Dubai will not enter a bid for the 2020 Olympic Games, instead opting to enter the race to host the event four years later, a statement released by the Gulf Arab emirate's media office said on Friday.
The National Olympic Committee of the United Arab Emirates had been eyeing a 2020 bid but decided a later one may be better timed, although it estimated 70 percent of infrastructure to host the event was in already place or in the planning stages.
"We fully intend to place a bid once I am totally satisfied that we are prepared to host the greatest sporting event in history in a way that would add value to the Olympic Movement itself," Dubai Crown Prince Sheikh Hamdan bin Mohammed Al Maktoum, a chairman of one of the Olympic planning committees, was quoted as saying in the government statement.
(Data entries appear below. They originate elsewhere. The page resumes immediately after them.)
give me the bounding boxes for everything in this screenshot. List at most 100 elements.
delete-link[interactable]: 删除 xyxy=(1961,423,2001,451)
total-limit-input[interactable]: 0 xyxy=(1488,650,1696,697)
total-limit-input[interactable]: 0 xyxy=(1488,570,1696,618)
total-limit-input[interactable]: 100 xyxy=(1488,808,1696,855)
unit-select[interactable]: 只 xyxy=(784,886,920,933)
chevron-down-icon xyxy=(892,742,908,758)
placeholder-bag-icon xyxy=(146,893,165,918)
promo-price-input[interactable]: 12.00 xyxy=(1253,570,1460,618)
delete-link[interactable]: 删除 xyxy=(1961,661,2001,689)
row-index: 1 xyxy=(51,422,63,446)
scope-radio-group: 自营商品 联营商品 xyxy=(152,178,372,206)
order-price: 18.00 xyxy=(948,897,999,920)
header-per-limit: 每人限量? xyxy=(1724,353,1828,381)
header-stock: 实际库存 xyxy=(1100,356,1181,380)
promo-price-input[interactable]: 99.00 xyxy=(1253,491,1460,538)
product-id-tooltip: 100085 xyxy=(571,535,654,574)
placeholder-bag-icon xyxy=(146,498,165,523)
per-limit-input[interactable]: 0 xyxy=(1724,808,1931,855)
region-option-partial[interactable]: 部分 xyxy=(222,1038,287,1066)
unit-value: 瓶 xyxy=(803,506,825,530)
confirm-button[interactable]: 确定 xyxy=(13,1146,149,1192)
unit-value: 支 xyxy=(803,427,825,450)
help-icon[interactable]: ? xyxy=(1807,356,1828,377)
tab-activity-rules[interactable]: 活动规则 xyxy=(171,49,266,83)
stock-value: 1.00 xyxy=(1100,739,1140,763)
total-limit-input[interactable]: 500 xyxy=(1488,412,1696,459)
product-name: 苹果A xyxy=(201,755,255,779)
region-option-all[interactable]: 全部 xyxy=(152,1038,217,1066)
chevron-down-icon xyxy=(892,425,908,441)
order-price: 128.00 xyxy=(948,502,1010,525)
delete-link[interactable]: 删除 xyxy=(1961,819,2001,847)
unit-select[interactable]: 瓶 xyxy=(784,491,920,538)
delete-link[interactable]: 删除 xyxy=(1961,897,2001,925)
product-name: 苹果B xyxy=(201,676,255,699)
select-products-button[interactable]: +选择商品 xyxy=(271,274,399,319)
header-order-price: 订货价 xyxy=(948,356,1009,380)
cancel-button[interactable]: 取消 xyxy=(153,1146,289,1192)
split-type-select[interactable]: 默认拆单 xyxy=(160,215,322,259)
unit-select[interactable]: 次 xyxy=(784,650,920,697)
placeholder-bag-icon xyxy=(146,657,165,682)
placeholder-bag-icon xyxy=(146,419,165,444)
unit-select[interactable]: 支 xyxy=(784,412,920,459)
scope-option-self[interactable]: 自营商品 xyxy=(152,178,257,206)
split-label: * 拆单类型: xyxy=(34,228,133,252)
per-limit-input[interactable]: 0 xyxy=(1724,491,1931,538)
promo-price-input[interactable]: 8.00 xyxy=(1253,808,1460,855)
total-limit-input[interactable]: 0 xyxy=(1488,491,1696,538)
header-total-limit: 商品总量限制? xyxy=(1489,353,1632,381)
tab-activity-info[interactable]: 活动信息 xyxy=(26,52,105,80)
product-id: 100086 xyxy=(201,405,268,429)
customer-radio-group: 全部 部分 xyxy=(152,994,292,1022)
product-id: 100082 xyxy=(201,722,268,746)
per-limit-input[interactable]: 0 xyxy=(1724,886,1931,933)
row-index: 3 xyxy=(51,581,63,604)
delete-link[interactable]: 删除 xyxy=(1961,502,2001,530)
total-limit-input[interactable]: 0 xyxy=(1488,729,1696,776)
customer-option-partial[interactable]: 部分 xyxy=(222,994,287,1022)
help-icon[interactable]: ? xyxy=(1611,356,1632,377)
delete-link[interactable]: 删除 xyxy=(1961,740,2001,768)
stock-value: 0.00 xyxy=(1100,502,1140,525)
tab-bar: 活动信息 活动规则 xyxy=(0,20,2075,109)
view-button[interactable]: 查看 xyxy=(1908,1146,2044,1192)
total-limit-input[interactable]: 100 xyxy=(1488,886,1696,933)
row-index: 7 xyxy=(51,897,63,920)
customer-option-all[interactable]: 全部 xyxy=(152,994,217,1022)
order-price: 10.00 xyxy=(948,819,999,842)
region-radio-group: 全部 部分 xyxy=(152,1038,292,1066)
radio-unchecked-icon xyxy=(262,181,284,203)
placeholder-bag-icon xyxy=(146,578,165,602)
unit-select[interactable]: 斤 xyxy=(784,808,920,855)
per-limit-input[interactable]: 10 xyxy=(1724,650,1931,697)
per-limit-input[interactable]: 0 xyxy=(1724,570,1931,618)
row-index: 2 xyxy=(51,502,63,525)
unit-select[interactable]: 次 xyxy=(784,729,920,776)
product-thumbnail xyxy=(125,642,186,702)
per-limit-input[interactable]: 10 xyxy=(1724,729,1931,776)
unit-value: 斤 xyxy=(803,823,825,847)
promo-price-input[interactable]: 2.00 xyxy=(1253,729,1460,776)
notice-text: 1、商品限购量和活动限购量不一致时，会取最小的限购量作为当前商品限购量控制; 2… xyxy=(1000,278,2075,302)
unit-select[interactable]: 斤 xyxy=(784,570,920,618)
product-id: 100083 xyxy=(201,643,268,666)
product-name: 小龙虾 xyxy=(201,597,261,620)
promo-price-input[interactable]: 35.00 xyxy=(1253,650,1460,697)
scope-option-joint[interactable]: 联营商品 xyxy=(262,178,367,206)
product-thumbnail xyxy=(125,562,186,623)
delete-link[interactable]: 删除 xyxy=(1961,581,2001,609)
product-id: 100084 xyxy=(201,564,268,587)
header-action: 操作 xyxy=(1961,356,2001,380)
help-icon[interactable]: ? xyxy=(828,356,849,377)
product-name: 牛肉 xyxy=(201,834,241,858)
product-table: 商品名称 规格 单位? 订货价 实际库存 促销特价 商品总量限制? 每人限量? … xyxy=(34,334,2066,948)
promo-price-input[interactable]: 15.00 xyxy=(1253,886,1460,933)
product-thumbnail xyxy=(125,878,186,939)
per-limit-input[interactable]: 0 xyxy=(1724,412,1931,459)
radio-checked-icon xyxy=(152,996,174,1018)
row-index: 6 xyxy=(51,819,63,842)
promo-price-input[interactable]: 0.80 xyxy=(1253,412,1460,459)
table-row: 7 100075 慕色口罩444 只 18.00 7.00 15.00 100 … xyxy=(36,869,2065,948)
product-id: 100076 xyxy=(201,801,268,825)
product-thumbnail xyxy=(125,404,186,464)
The emirate of Dubai, business hub of the UAE's seven-emirate federation, has aimed to draw various major sporting events to its coastal city, known for luxury hotels and glittering skyscrapers jutting out of a desert landscape.
It has hosted several World championships in sports such as golf, swimming and tennis in recent years.
In his statement on the Olympic bid decision, Sheikh Hamdan alluded to recent youth-driven uprisings that swept much of the Arab world, including neighbouring Oman and Bahrain.
"Our energy needs to go first and foremost to achieving a just and lasting peace for our youth as the bedrock to a future bid which is most likely for the 2024 Olympic Games," he said.
The UAE, the world's third largest oil exporter with a small local population and the eight highest per capita income in the world, has been spared from the regional unrest.